Gbagbo adviser Toussaint Alain disputed the statement, saying French strikes, which were mandated by the UN, had destroyed all Gbagbo's heavy weapons earlier in the week and also denied the French ambassador's residence had been attacked.
"France is just looking for a pretext to get rid of President Laurent Gbagbo," Alain told Reuters in Paris.
In another sign of Gbagbo regaining influence, his RTI television, silent since fierce fighting broke out in Abidjan this week, came back on air broadcasting an appeal for support.
"The regime of Gbagbo is still in place, a strong mobilisation is required by the population," it said.
Gbagbo, who has ruled Ivory Coast since 2000, is defended by around 1,000 men - his presidential guard and youth militiamen, but Ouattara allies say he has also armed civilians.
Ouattara has based himself in the Golf Hotel since the Nov. 28, 2010 election, which was meant to draw a line under a 2002-3 civil war which split the world's top cocoa producer in two.
Le Roy said Gbagbo's forces were edging towards the building, which has been under U.N. guard. "While we speak they may be very close to the Golf Hotel," he said.
French helicopters struck Gbagbo's compound in the early evening, hours after an attack by Gbagbo's forces on the nearby residence of the French envoy, witnesses said.
Frederick Daguillon, spokesman for the French force in Ivory Coast said mortars fired by Gbagbo's fighters had landed within the boundaries of the residence but had done no damage.
Residents in Cocody said later the situation was now quiet.
Ouattara's ability to unify the West African state may undermined by reports of atrocities since his forces - a collection of former rebels from the north - swept south into Abidjan more than a week ago.

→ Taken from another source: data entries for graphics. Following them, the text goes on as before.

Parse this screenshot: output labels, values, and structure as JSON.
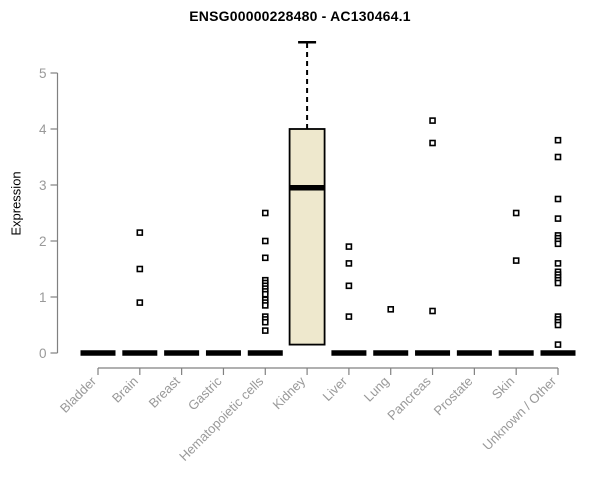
{
  "chart_data": {
    "type": "boxplot",
    "title": "ENSG00000228480 - AC130464.1",
    "ylabel": "Expression",
    "xlabel": "",
    "ylim": [
      0,
      5.6
    ],
    "yticks": [
      0,
      1,
      2,
      3,
      4,
      5
    ],
    "grid": false,
    "legend": "none",
    "categories": [
      "Bladder",
      "Brain",
      "Breast",
      "Gastric",
      "Hematopoietic cells",
      "Kidney",
      "Liver",
      "Lung",
      "Pancreas",
      "Prostate",
      "Skin",
      "Unknown / Other"
    ],
    "series": [
      {
        "category": "Bladder",
        "q1": 0,
        "median": 0,
        "q3": 0,
        "outliers": []
      },
      {
        "category": "Brain",
        "q1": 0,
        "median": 0,
        "q3": 0,
        "outliers": [
          2.15,
          1.5,
          0.9
        ]
      },
      {
        "category": "Breast",
        "q1": 0,
        "median": 0,
        "q3": 0,
        "outliers": []
      },
      {
        "category": "Gastric",
        "q1": 0,
        "median": 0,
        "q3": 0,
        "outliers": []
      },
      {
        "category": "Hematopoietic cells",
        "q1": 0,
        "median": 0,
        "q3": 0,
        "outliers": [
          2.5,
          2.0,
          1.7,
          1.3,
          1.25,
          1.2,
          1.15,
          1.1,
          1.05,
          0.95,
          0.9,
          0.85,
          0.65,
          0.6,
          0.55,
          0.4
        ]
      },
      {
        "category": "Kidney",
        "q1": 0.15,
        "median": 2.95,
        "q3": 4.0,
        "whisker_high": 5.55,
        "outliers": []
      },
      {
        "category": "Liver",
        "q1": 0,
        "median": 0,
        "q3": 0,
        "outliers": [
          1.9,
          1.6,
          1.2,
          0.65
        ]
      },
      {
        "category": "Lung",
        "q1": 0,
        "median": 0,
        "q3": 0,
        "outliers": [
          0.78
        ]
      },
      {
        "category": "Pancreas",
        "q1": 0,
        "median": 0,
        "q3": 0,
        "outliers": [
          4.15,
          3.75,
          0.75
        ]
      },
      {
        "category": "Prostate",
        "q1": 0,
        "median": 0,
        "q3": 0,
        "outliers": []
      },
      {
        "category": "Skin",
        "q1": 0,
        "median": 0,
        "q3": 0,
        "outliers": [
          2.5,
          1.65
        ]
      },
      {
        "category": "Unknown / Other",
        "q1": 0,
        "median": 0,
        "q3": 0,
        "outliers": [
          3.8,
          3.5,
          2.75,
          2.4,
          2.1,
          2.05,
          2.0,
          1.95,
          1.6,
          1.45,
          1.4,
          1.35,
          1.3,
          1.25,
          0.65,
          0.6,
          0.55,
          0.5,
          0.15
        ]
      }
    ],
    "colors": {
      "box_fill": "#EEE8CD",
      "box_stroke": "#000000",
      "bar": "#000000",
      "axis": "#808080",
      "tick_label": "#999999",
      "title": "#000000",
      "marker_stroke": "#000000",
      "marker_fill": "#FFFFFF"
    }
  }
}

The United Nations human rights office said on yesterday it had found 115 corpses in the west in the past 24 hours, adding to the 800 dead reported by aid groups last week.

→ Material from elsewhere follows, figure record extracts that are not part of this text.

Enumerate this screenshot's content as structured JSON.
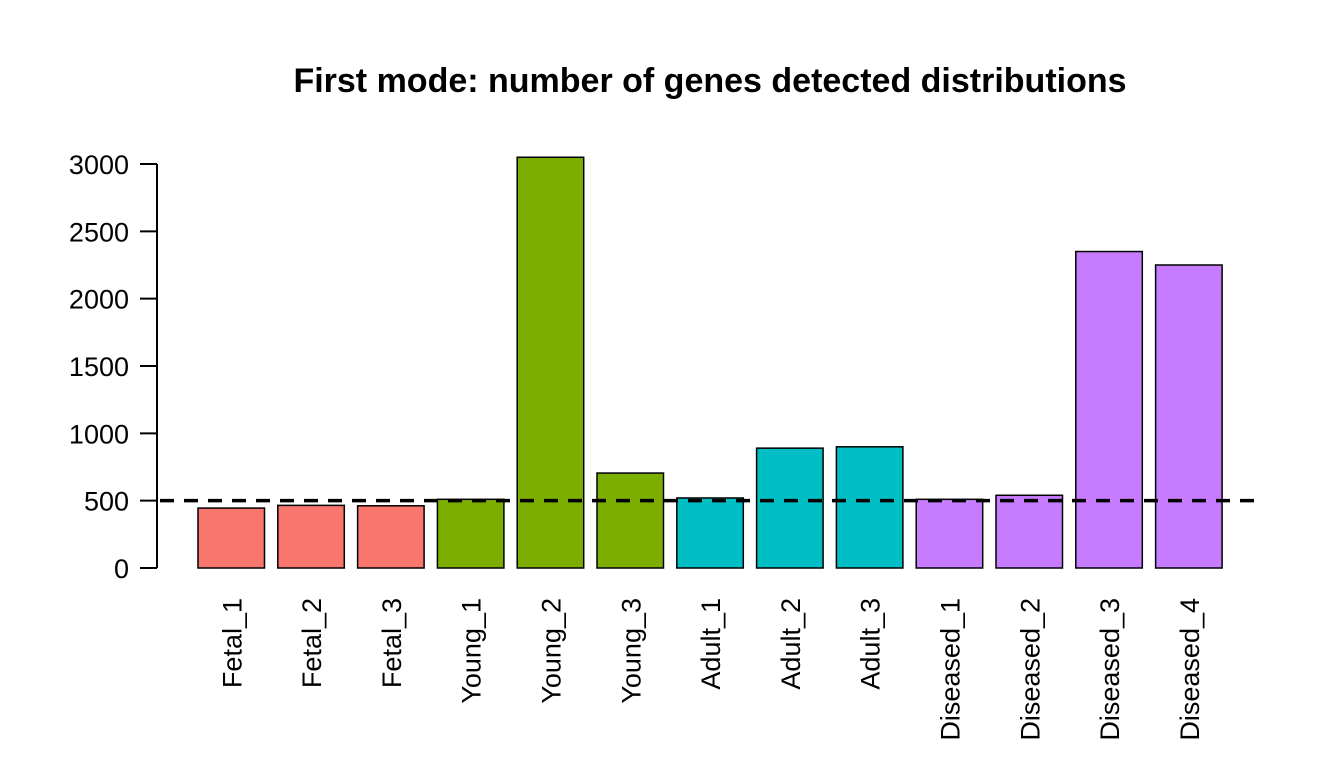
{
  "chart_data": {
    "type": "bar",
    "title": "First mode: number of genes detected distributions",
    "xlabel": "",
    "ylabel": "",
    "categories": [
      "Fetal_1",
      "Fetal_2",
      "Fetal_3",
      "Young_1",
      "Young_2",
      "Young_3",
      "Adult_1",
      "Adult_2",
      "Adult_3",
      "Diseased_1",
      "Diseased_2",
      "Diseased_3",
      "Diseased_4"
    ],
    "values": [
      445,
      465,
      462,
      510,
      3050,
      705,
      520,
      890,
      900,
      510,
      540,
      2350,
      2250
    ],
    "groups": [
      "Fetal",
      "Fetal",
      "Fetal",
      "Young",
      "Young",
      "Young",
      "Adult",
      "Adult",
      "Adult",
      "Diseased",
      "Diseased",
      "Diseased",
      "Diseased"
    ],
    "group_colors": {
      "Fetal": "#F8766D",
      "Young": "#7CAE00",
      "Adult": "#00BFC4",
      "Diseased": "#C77CFF"
    },
    "yticks": [
      0,
      500,
      1000,
      1500,
      2000,
      2500,
      3000
    ],
    "ylim": [
      0,
      3000
    ],
    "reference_line": {
      "value": 500,
      "style": "dashed",
      "color": "#000000"
    },
    "grid": false,
    "legend": "none"
  }
}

Some of the victims were burnt alive and others thrown into wells, in a chilling reminder of the ethnic and religious divisions gripping the country - and mirroring the divide between Gbagbo, whose traditional powerbase is in the Christian south, and Ouattara's Muslim, northern-based forces.
Ouattara's forces have denied carrying out massacres. But human rights groups say there is evidence that while Gbagbo's forces committed the bulk of the atrocities since the stand-off began four months ago, Ouattara's soldiers are also to blame for indiscriminate violence against civilians.

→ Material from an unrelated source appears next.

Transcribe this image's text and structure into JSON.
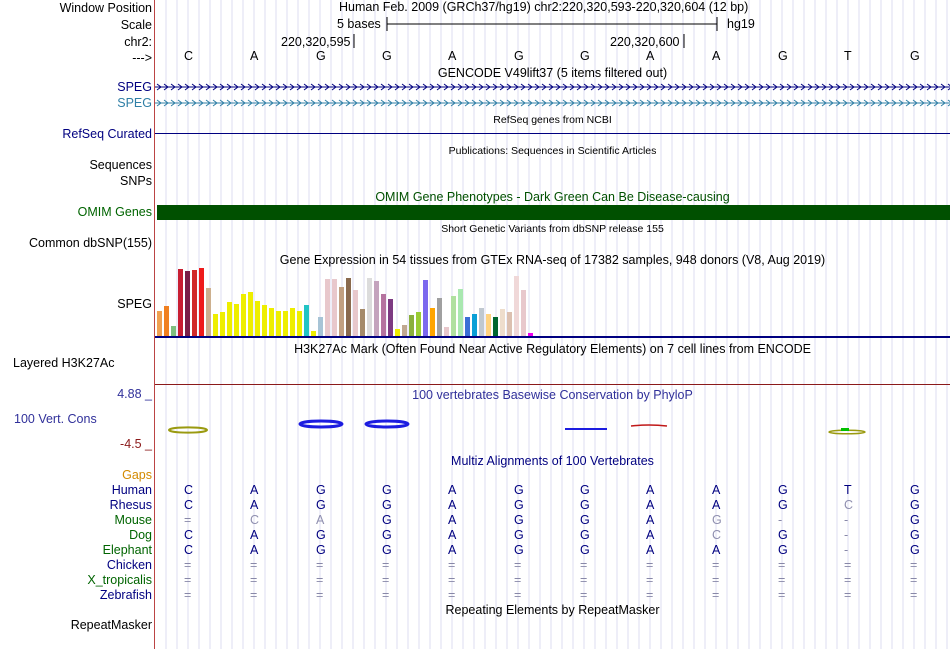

New York-based Human Rights Watch said forces loyal to Ouattara killed hundreds of civilians, raped more than 20 suspected supporters of Gbagbo and burned at least 10 villages in the country's far western region as they advanced in March.
Gbagbo's forces killed more than 100 presumed Ouattara backers during the same period, the rights group said.
UN High Commissioner for Human Rights Navi Pillay said the crimes committed throughout the conflict may amount to crimes against humanity, welcoming Ouattara's commitment to call on his supporters to refrain from violence and establish a Truth and Reconciliation Commission.
Ouattara has also vowed to restore security and revive Ivory Coast's cocoa sector, the country's main economic engine, which has been paralysed by EU shipping restrictions since January.
At his request, the European Union yesterday eased sanctions on four entities, including the ports of Abidjan and San Pedro.
A week of fighting has turned Abidjan - long known as the 'Paris of West Africa' - into a war zone, driving terrified residents to scramble to find food and water, with frequent power cuts and hospitals overwhelmed with wounded.
Aid workers estimate 1 million people have been displaced by the fighting, and some 150,000 people have fled the country.
Imad Zarour, 40, was waiting to be evacuated at a French military base yesterday. "Even if there's peace, even if they give me a billion dollars, I will never come back to this country. I hate it," he said.